Bir defasında Sa'd b. Ebû Vakkas dağ arasında müşriklerin takibine, alay ve tazyikine maruz kalınca eline geçirdiği bir deve çene kemiği ile birinin başını yarmış ve "Allah yolunda ilk kan akıtan kişi" diye anılmıştı.
"Allah'a ibadet edin ve O'na hiçbir şeyi ortak koşmayın. Anne-babaya, yakın akrabaya, yetimlere, yoksullara, yakın komşuya, uzak komşuya, yanınızdaki arkadaşa, yolda kalmışa ve sağ ellerinizin malik olduklarına güzellikle davranın. Çünkü Allah, her büyüklük taslayıp böbürleneni sevmez."
(Nisa Suresi, 36. ayet)
Hicr Suresi'nin "Ey Muhammed! Artık, sana buyurulanı açıkça ortaya koy, müşriklerden yüz çevir" mealindeki 94. ayeti nazil olduktan sonra açık davet başladı, böylece Kâbe ve civarındaki yerlerde namaz da kılınır olmuştu. Ancak bu durum kıyasıya bir mücadeleyi gerektiriyordu.
Örneğin, bir defasında Hz.
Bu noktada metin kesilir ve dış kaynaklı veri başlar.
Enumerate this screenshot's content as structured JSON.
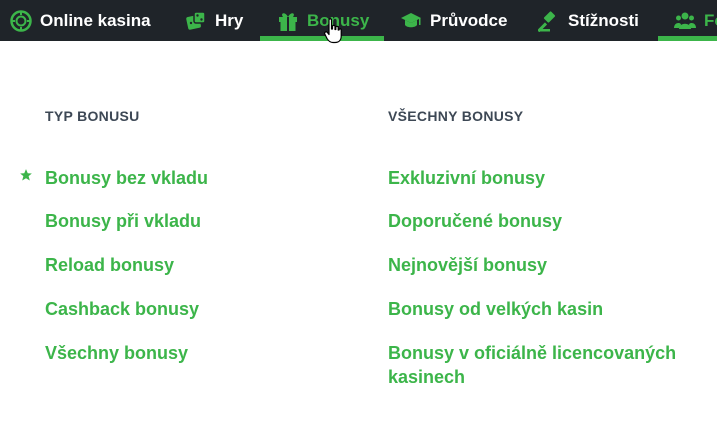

Ebû Bekir'in de ısrarıyla Müslümanların Kâbe önünde topluca namaz kılma gayreti müşriklerin hücumuyla önlenmek istendi. Bu olayda Hz. Ebu Bekir dahil bazı Müslümanlar ölümden döndüler. Risaletin altıncı yılında önce Hz. Hamza, daha sonra Hz. Ömer'in Müslüman olmasıyla Kâbe'de iki saf olarak ilk defa açıkça ve topluca namaz kılındı.
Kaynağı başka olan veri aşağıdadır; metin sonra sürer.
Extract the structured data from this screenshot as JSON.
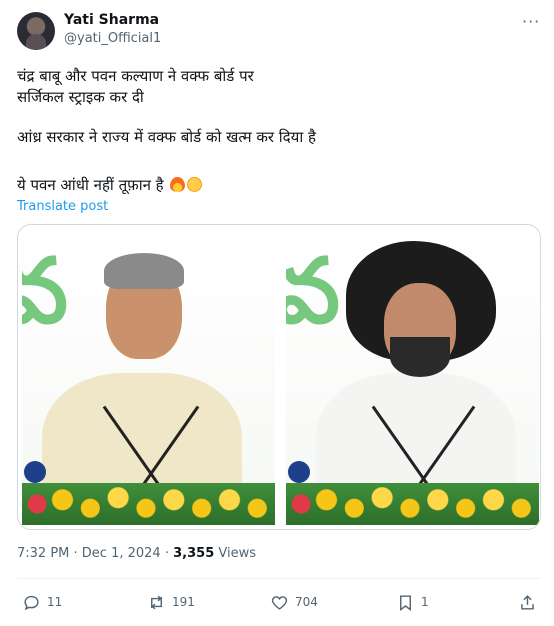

NAMAZ NE ZAMAN FARZ KILINDI?
"Ehline namaz kılmasını emret, kendin de onda devamlı ol"
(Tâhâ 20/132)
"Ey örtünüp bürünen (resulüm)! Birazı hariç geceleri kalk namaz kıl..." (el-Müzzemmil 73/1-4) ayetleri ile gece namazı farz kılındı. Bir süre sonra indirilen âyetle sorumluluk hafifletilerek gece namazı ümmet-i Muhammed için nafileye dönüştürüldü.
Risalet'in on birinci yılında Miraç gecesinde beş vakit namaz farz kılındı. Miracı takip eden günlerde Cebrail gelip Hz. Peygamber'le birlikte beş vakit namazı bir gün ilk vakitlerinde, ikinci gün ise son vakitlerinde kılmış ve namaz vakitlerinin başlangıç ve sonunu açıklamıştı. (Müslim, "Mesâcid", 176, 179).
"Sabrederek ve namaz kılarak (Allah'tan) yardım dileyin. Şüphesiz namaz, Allah'a derinden saygı duyanlardan başkasına ağır gelir."
Bakara Suresi, 45. Ayet
Nüzul olan "Gecenin bir kısmında uyanarak, sana mahsus bir nâfile olmak üzere namaz kıl... " (el-İsrâ 17/79) ayeti ile Hz. Peygamber'den gece namazı kılması istenmişti.
Kevser sûresinde ise "Öyleyse Rabbin için namaz kıl, kurban kes" (108/2) buyurularak namazla kurban bir arada zikredilmiştir.
HZ. PEYGAMBERİN İBADET HAYATI
"Şüphesiz ki Allâh ve melekleri, Peygamber'e (çokça) salât ederler. Ey mü'minler! Siz de O'na salevât getirin ve tam bir teslîmiyetle selâm verin !"
(el-Ahzâb, 56)
Peygamber Efendimiz kulluk şuuru en yüksek seviyede bir insandı. Allah'ı görüyormuşçasına ibadet edilmesi gerektiğini ümmetine tavsiye ediyordu.
İman, ibadet, ahlâk davranışlarının bütünlüğüne devamlı işaret ederdi. Çünkü imanın anlam ve lezzetini, onu ibadet ve güzel davranışlarla desteklediğinde yakalayabilirdi.
Müminler günlük hayatlarında iman ve ibadet ölçüleriyle yaşamalıydılar . Hz. Peygamber öyle iman etti, öyle ibadet etti, öyle yaşadı . Peygamber Efendimiz namazı, bir kimsenin evinin önünden akan bir ırmakta günde beş defa yıkanmasının bütün kirleri arıttığı gibi, mümini hata ve günahtan, gizli ve açık çirkinliklerden temizlediğini buyururdu.
Kur'an'da da namazın kötülük ve çirkinliğe engel olduğu bildirilir.